Running at about 2 model years/day
Running at about 3 model years/day might be considered a bit
fast for optimum resource efficiency. Let's try running at about
2 model years/day. It's probably more accurate to use scale on the
numbers above rather than use my analytical prediction:
2.96 model years for 576 atmosphere cores, so we probably need
about (2/3)*576=384 cores for 2 model years/day.
- 384 cores is 12 haswell nodes
- 24*16 seems a reasonable PE decomposition
- First 10 days have taken:16:14 (974s)
- Two months have taken a total of 1:31:12 (5,472s), which is
an average for 15:12 (912s) for 10 days.
- 912s for 10 days is 2.63 model years/day (a lot faster than
2 model years/day)
- One model completed in 9.13 hours
- One model year needs 13 * 9.13 = 119 node-hours
- One model year needs 32 * 119 = 3,796 core-hours
For ARCHER
- ATMOS: 384 cores is 24 ARCHER nodes
- OCEAN: one node is probably enough, so another 24 cores (I was
pessimistic before, so I'll be optimistic here)
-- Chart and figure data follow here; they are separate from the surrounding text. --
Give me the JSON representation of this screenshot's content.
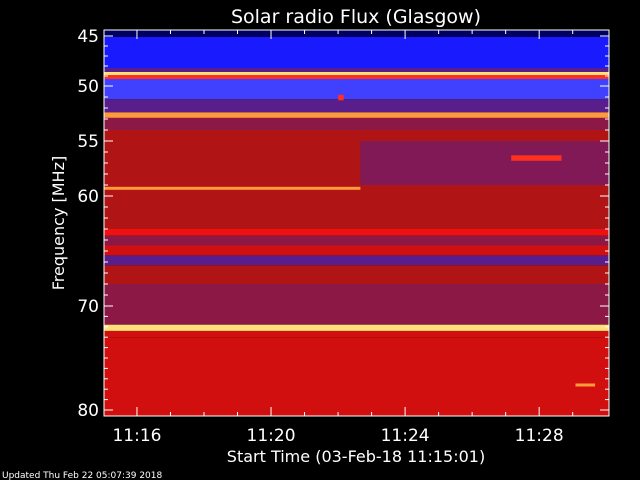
{
  "footer": {
    "updated": "Updated Thu Feb 22 05:07:39 2018"
  },
  "chart_data": {
    "type": "heatmap",
    "title": "Solar radio Flux (Glasgow)",
    "xlabel": "Start Time (03-Feb-18 11:15:01)",
    "ylabel": "Frequency [MHz]",
    "x_unit": "minutes",
    "xlim": [
      "11:15:01",
      "11:30:05"
    ],
    "ylim": [
      44.5,
      80.3
    ],
    "y_axis_inverted": true,
    "x_ticks": [
      {
        "label": "11:16",
        "minute": 16
      },
      {
        "label": "11:20",
        "minute": 20
      },
      {
        "label": "11:24",
        "minute": 24
      },
      {
        "label": "11:28",
        "minute": 28
      }
    ],
    "y_ticks": [
      {
        "label": "45",
        "value": 45
      },
      {
        "label": "50",
        "value": 50
      },
      {
        "label": "55",
        "value": 55
      },
      {
        "label": "60",
        "value": 60
      },
      {
        "label": "70",
        "value": 70
      },
      {
        "label": "80",
        "value": 80
      }
    ],
    "color_levels": [
      "#000060",
      "#1a1aff",
      "#4040ff",
      "#5a1e8c",
      "#8c1846",
      "#b01414",
      "#d20f0f",
      "#f01010",
      "#ff3020",
      "#ff9a3c",
      "#ffe07a"
    ],
    "bands": [
      {
        "from": 44.5,
        "to": 45.1,
        "level": 0
      },
      {
        "from": 45.1,
        "to": 48.2,
        "level": 1
      },
      {
        "from": 48.2,
        "to": 48.6,
        "level": 3
      },
      {
        "from": 48.6,
        "to": 48.9,
        "level": 10
      },
      {
        "from": 48.9,
        "to": 49.3,
        "level": 8
      },
      {
        "from": 49.3,
        "to": 51.2,
        "level": 2
      },
      {
        "from": 51.2,
        "to": 52.4,
        "level": 3
      },
      {
        "from": 52.4,
        "to": 52.9,
        "level": 9
      },
      {
        "from": 52.9,
        "to": 54.0,
        "level": 4
      },
      {
        "from": 54.0,
        "to": 63.0,
        "level": 5
      },
      {
        "from": 63.0,
        "to": 63.6,
        "level": 7
      },
      {
        "from": 63.6,
        "to": 64.5,
        "level": 4
      },
      {
        "from": 64.5,
        "to": 65.4,
        "level": 6
      },
      {
        "from": 65.4,
        "to": 66.3,
        "level": 3
      },
      {
        "from": 66.3,
        "to": 68.0,
        "level": 5
      },
      {
        "from": 68.0,
        "to": 71.8,
        "level": 4
      },
      {
        "from": 71.8,
        "to": 72.4,
        "level": 10
      },
      {
        "from": 72.4,
        "to": 73.0,
        "level": 6
      },
      {
        "from": 73.0,
        "to": 80.3,
        "level": 6
      }
    ],
    "features": [
      {
        "name": "bright line",
        "x_from": "11:15:01",
        "x_to": "11:22:40",
        "freq": 59.3,
        "level": 9
      },
      {
        "name": "faint region",
        "x_from": "11:22:40",
        "x_to": "11:30:05",
        "freq_from": 55.0,
        "freq_to": 59.0,
        "level": 3
      },
      {
        "name": "drifting emission",
        "x_from": "11:27:10",
        "x_to": "11:28:40",
        "freq_from": 56.8,
        "freq_to": 56.3,
        "level": 8
      },
      {
        "name": "spot",
        "x_from": "11:22:00",
        "x_to": "11:22:10",
        "freq_from": 50.8,
        "freq_to": 51.3,
        "level": 8
      },
      {
        "name": "spot",
        "x_from": "11:29:05",
        "x_to": "11:29:40",
        "freq": 77.6,
        "level": 9
      }
    ]
  }
}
- This is a total of 408 cores
- If this was a cray we expect the same speed as above, so
408 * 9.13 = 3,725 core-hours
- The latest information is that we need to multiply this by 2
for ARCHER, so 2 * 3,725 = 7,450 core-hours
- Hence one year needs 7,450 * 15 = 111,750 AUs or 0.11 MAUs
Analytical estimate of UKESM-lr
Take what I think will be a typical setup
- ATMOS: 512 cores looks a reasonable choice, and we know from
running fullChemN96 with 30 min timestep that this runs at about
2.51 model years/day. Assume a 10% slow down for coupling and we
have 2.26 model years/day.
- OCEAN: we expect MEDUSA to slow the ORCA1 code by at 3.5 times,
but 2 nodes (64 cores) should still be enough to achieve 2.51 model
years/day
- This is a total of 576 cores for 2.26 model years/day
- One model year will need 10.62 hours
- One model year will need 10.62 * 576 = 6,117 core-hours
For ARCHER
- ATMOS: 512 doesn't divide by 24, so lets take 504 cores and
assume that a speed of 2.26 on XC40 architecture is 2.26 * 504/512
= 2.22 model years/day
- OCEAN: two nodes, which is 48 cores, should still be enough
- This is a total of 560 cores for 2.22 model years/day on XC40
architecture
- One model year needs 10.81 hours
- One model year needs 10.81 * 560 = 6,054 core-hours
- The latest information is that we need to multiply this by 2
for XC30 architecture (ARCHER), so 2 * 6,054 = 12,108 core-hours
- Hence one year needs 12,108 * 15 = 181,620 AUs or 0.18 MAUs
Creating something similar to UKESM-lr
Can I create something similar to UKESM-lr, so I can time that.
Yongming has u-ab330, which has
but is missing
- JULES land surface (adding Nitrogen and Carbon cycle)
- TRIFFID (carbon cycle)
- MEDUSA
Can I swap the ORCA025 ocean in here for Till's ORCA1?